El chef, consciente de su propia responsabilidad como buen comunista, se puso a la tarea vigorosamente.
–Póngale un poco de tabasco –sugirió el Ministro–, o una pizca de curry en polvo.
–Su Excelencia –dijo Henri, colocando una cucharada de licor en su preparado–, en el período de la Ocupación estuve implicado en un paté hecho con unos gatitos. Uno tiene sus propios recursos, pero por ahora están agotados: el olor a remedio persiste en el café. Consigan mejor una cánula para lavados estomacales y un sacerdote... ¡Conozco mis limitaciones! –y aquí el buen hombre estalló en lágrimas de desesperación.
En ese negro instante, hizo su aparición el Tercer Subsecretario.
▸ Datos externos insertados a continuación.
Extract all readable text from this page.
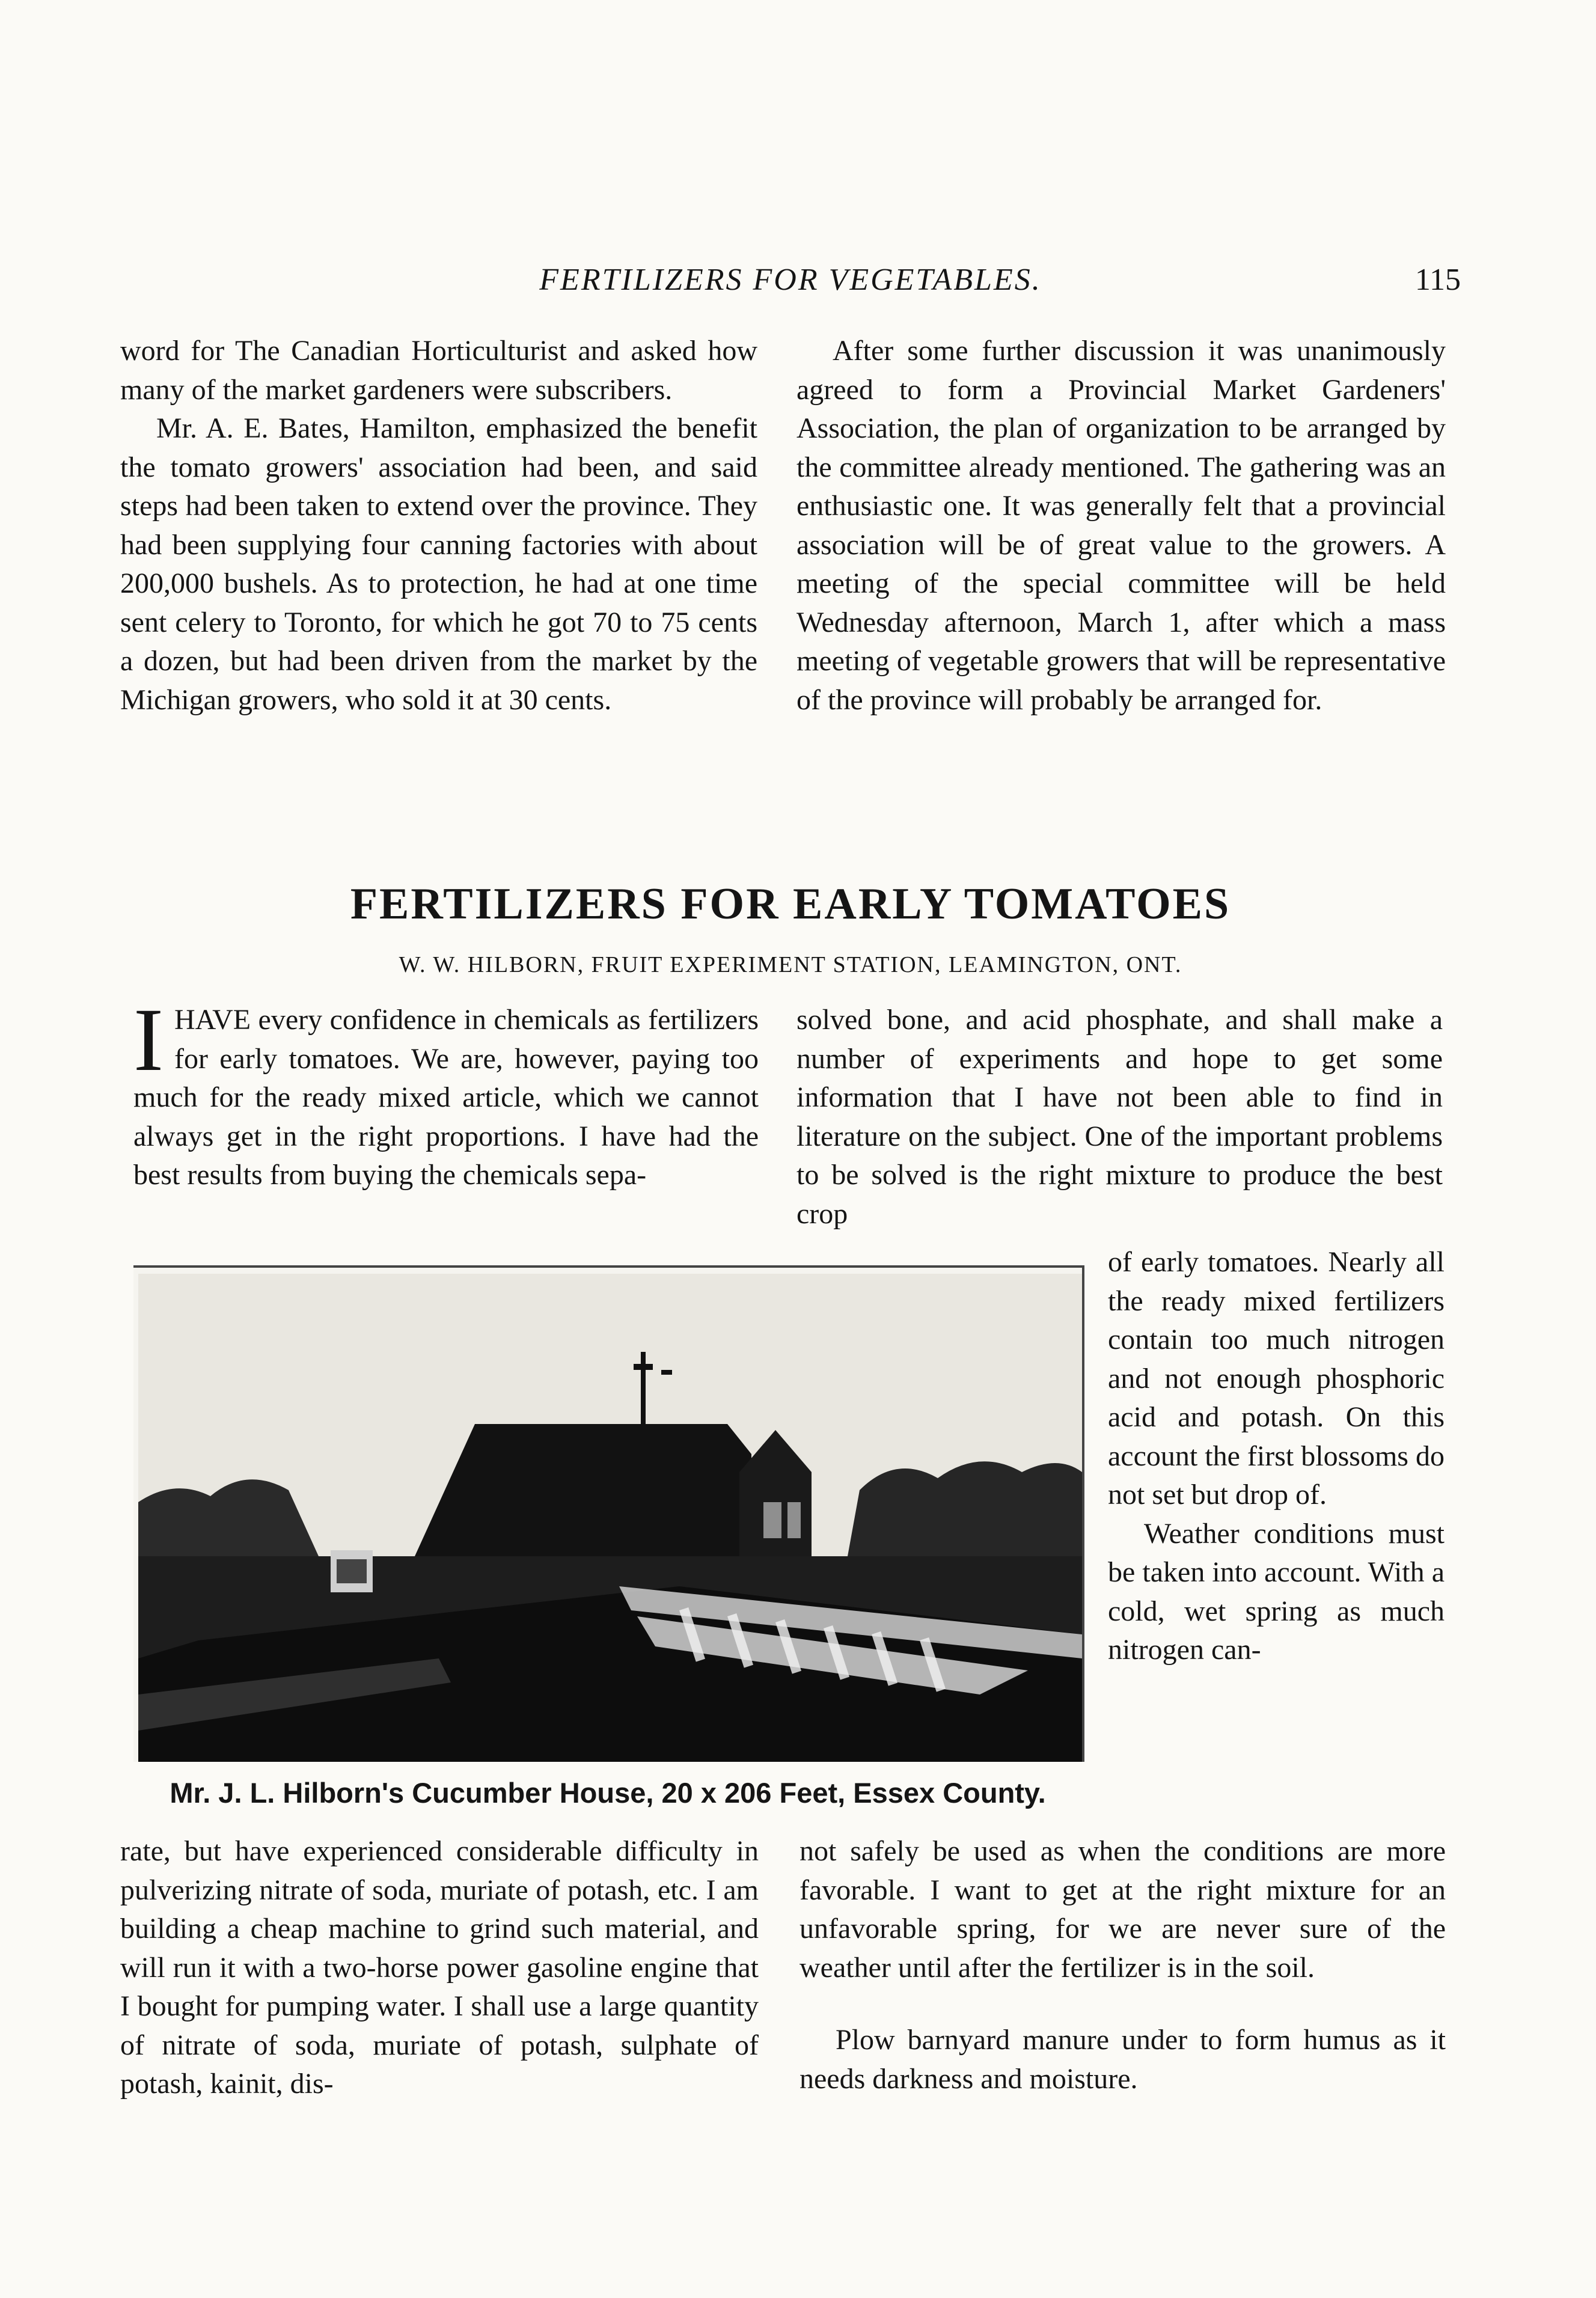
FERTILIZERS FOR VEGETABLES.	115

word for The Canadian Horticulturist and asked how many of the market gardeners were subscribers.

Mr. A. E. Bates, Hamilton, emphasized the benefit the tomato growers' association had been, and said steps had been taken to extend over the province. They had been supplying four canning factories with about 200,000 bushels. As to protection, he had at one time sent celery to Toronto, for which he got 70 to 75 cents a dozen, but had been driven from the market by the Michigan growers, who sold it at 30 cents.

After some further discussion it was unanimously agreed to form a Provincial Market Gardeners' Association, the plan of organization to be arranged by the committee already mentioned. The gathering was an enthusiastic one. It was generally felt that a provincial association will be of great value to the growers. A meeting of the special committee will be held Wednesday afternoon, March 1, after which a mass meeting of vegetable growers that will be representative of the province will probably be arranged for.

FERTILIZERS FOR EARLY TOMATOES
W. W. HILBORN, FRUIT EXPERIMENT STATION, LEAMINGTON, ONT.

I HAVE every confidence in chemicals as fertilizers for early tomatoes. We are, however, paying too much for the ready mixed article, which we cannot always get in the right proportions. I have had the best results from buying the chemicals sepa-

solved bone, and acid phosphate, and shall make a number of experiments and hope to get some information that I have not been able to find in literature on the subject. One of the important problems to be solved is the right mixture to produce the best crop

Mr. J. L. Hilborn's Cucumber House, 20 x 206 Feet, Essex County.

of early tomatoes. Nearly all the ready mixed fertilizers contain too much nitrogen and not enough phosphoric acid and potash. On this account the first blossoms do not set but drop of.

Weather conditions must be taken into account. With a cold, wet spring as much nitrogen can-

rate, but have experienced considerable difficulty in pulverizing nitrate of soda, muriate of potash, etc. I am building a cheap machine to grind such material, and will run it with a two-horse power gasoline engine that I bought for pumping water. I shall use a large quantity of nitrate of soda, muriate of potash, sulphate of potash, kainit, dis-

not safely be used as when the conditions are more favorable. I want to get at the right mixture for an unfavorable spring, for we are never sure of the weather until after the fertilizer is in the soil.

Plow barnyard manure under to form humus as it needs darkness and moisture.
No sabía nada del contratiempo diplomático en curso, ya que su rango no era suficiente como para ser invitado al banquete.
–He hablado con Madame por teléfono –dijo–. Estaba muy afectada por las noticias acerca de Fifí...
El Ministro lo interrumpió con un gesto impaciente.
–Estamos todos afectados –dijo–. Más aún, hemos resentido intensamente la pérdida.
–Madame me ha pedido que le solicite a usted despedir al ayudante del jardinero.
–Este no es el momento para trivialidades domésticas, por Dios, hombre, estamos a punto de...
–Pero fue el jardinero quien dejó la verja abierta, y usted sabe que Fifí siempre partía corriendo tras los automóviles...
El Ministro agarró al Tercer Subsecretario por la solapa de su chaqueta, una solapa que pronto sería decorada por la cinta de la Legión de Honor.
–¿Qué quiere decir...? –preguntó el Ministro.
–Pues sí, la pobre vieja criatura lo intentó demasiadas veces. Un gran camión de reparto. Muerte instantánea. Fue muy triste.